The headlines are buzzing with news bits from each of the country’s 3 major telcos, with high-speed services taking big steps forward even as US telecoms equipment powerhouse Cisco (Nasdaq: CSCO) could be bracing for a Chinese winter. In the former group of headlines, media are reporting that China Mobile (HKEx: 941; NYSE: CHL) has made a significant step into 4G with plans to expand its trial TD-LTE network into China’s interior, while China Telecom (HKEx: 728; NYSE CHA) has just won an important new license to offer TV and other video and data services over its fixed-line broadband network. Meantime, China Unicom (HKEx: 762; NYSE: CHU) is also making headlines with reports that the company is replacing Cisco-supplied equipment from some of its key network due to security concerns.
I’ll come back to the Unicom reports later, but let’s start by looking at the China Mobile news. That has media reporting that China’s largest telco has started to build out its 4G network, based on a homegrown technology called TD-LTE, to the interior city of Chengdu, capital of Sichuan province. (Chinese article) China Mobile has already built up the network in about 10 major cities nationwide, but most of those have been in the more affluent coastal regions.
This move into the interior marks an important and necessary expansion before the company can launch commercial 4G service, which could happen as soon as the second half of next year if new developments continue at the current pace. (previous post) That could be welcome news for China Mobile, which is rapidly losing market share to its 2 smaller rivals in mobile data services due to poor performance of its problematic 3G network.
Moving on, media are also reporting that China Telecom has formally received a license to offer Internet audiovisual services, as well as IPTV transmissions services. (English article) That looks like an important growth step, as such licenses should let the company to start offering TV and other video services over its recently upgraded broadband network, allowing it to compete with cable TV companies and providing an important new revenue source.
China’s cable TV companies are also receiving licenses to offer new video services over their upgraded networks (previous post), and the market could soon emerge as both a competitive and lucrative one for companies tapping consumer demand for a flood of new entertainment choices.
Lastly, let’s look at the China Unicom news, which is perhaps the most intriguing due to its political implications.

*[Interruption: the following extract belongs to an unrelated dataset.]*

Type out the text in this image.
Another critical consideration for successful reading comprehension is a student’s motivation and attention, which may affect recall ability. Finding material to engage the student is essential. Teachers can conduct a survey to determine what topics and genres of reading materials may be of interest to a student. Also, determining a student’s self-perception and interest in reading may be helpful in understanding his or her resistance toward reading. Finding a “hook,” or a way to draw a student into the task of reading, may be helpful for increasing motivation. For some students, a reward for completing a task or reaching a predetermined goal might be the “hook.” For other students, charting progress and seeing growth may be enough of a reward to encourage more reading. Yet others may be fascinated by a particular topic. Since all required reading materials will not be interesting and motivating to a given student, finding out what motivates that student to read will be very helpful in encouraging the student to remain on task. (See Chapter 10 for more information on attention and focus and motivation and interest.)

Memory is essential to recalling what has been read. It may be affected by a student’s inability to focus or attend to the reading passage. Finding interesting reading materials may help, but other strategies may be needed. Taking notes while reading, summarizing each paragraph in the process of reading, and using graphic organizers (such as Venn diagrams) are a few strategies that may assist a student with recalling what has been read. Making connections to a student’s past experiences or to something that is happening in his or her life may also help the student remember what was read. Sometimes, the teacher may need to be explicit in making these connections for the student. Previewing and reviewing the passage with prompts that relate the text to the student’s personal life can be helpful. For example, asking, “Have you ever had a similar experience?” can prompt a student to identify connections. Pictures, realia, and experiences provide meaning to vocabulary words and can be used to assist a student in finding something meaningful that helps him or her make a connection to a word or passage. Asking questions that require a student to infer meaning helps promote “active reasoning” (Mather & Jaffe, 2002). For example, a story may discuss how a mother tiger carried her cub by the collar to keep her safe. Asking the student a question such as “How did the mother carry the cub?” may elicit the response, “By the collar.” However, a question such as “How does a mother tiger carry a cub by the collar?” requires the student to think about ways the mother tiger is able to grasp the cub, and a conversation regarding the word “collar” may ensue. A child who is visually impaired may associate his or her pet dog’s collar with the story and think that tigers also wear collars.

Before we get to that news, I should also add that Unicom has just reported third-quarter results that show its profit rose 27 percent for the 3 months, a respectable looking figure. (English article) But I’ve given up trying to understand financials of this dysfunctional company, whose results vary widely from quarter to quarter as it struggles with nonstop management problems.
Instead, I’m more intrigued by separate reports saying Unicom has started replacing Cisco equipment from some of its core networks. The unidentified sources behind the reports are saying Unicom made the switch because the equipment poses a security risk. I do find the timing of this news interesting, as it comes just a couple of weeks after Washington said it will prevent Cisco’s Chinese rivals Huawei and ZTE (HKEx: 763; Shenzhen: 000063) from selling their similar equipment into the US market due to security concerns. If this is really a tit-for-tat move, look for other Chinese telcos to take similar action in the future, potentially hurting foreign telecoms equipment makers that rely on China for a major part of their revenue.
Bottom line: The latest signals indicate China is moving forward aggressively on high-speed telecoms services, while China may be set to retaliate for US moves against Huawei and ZTE.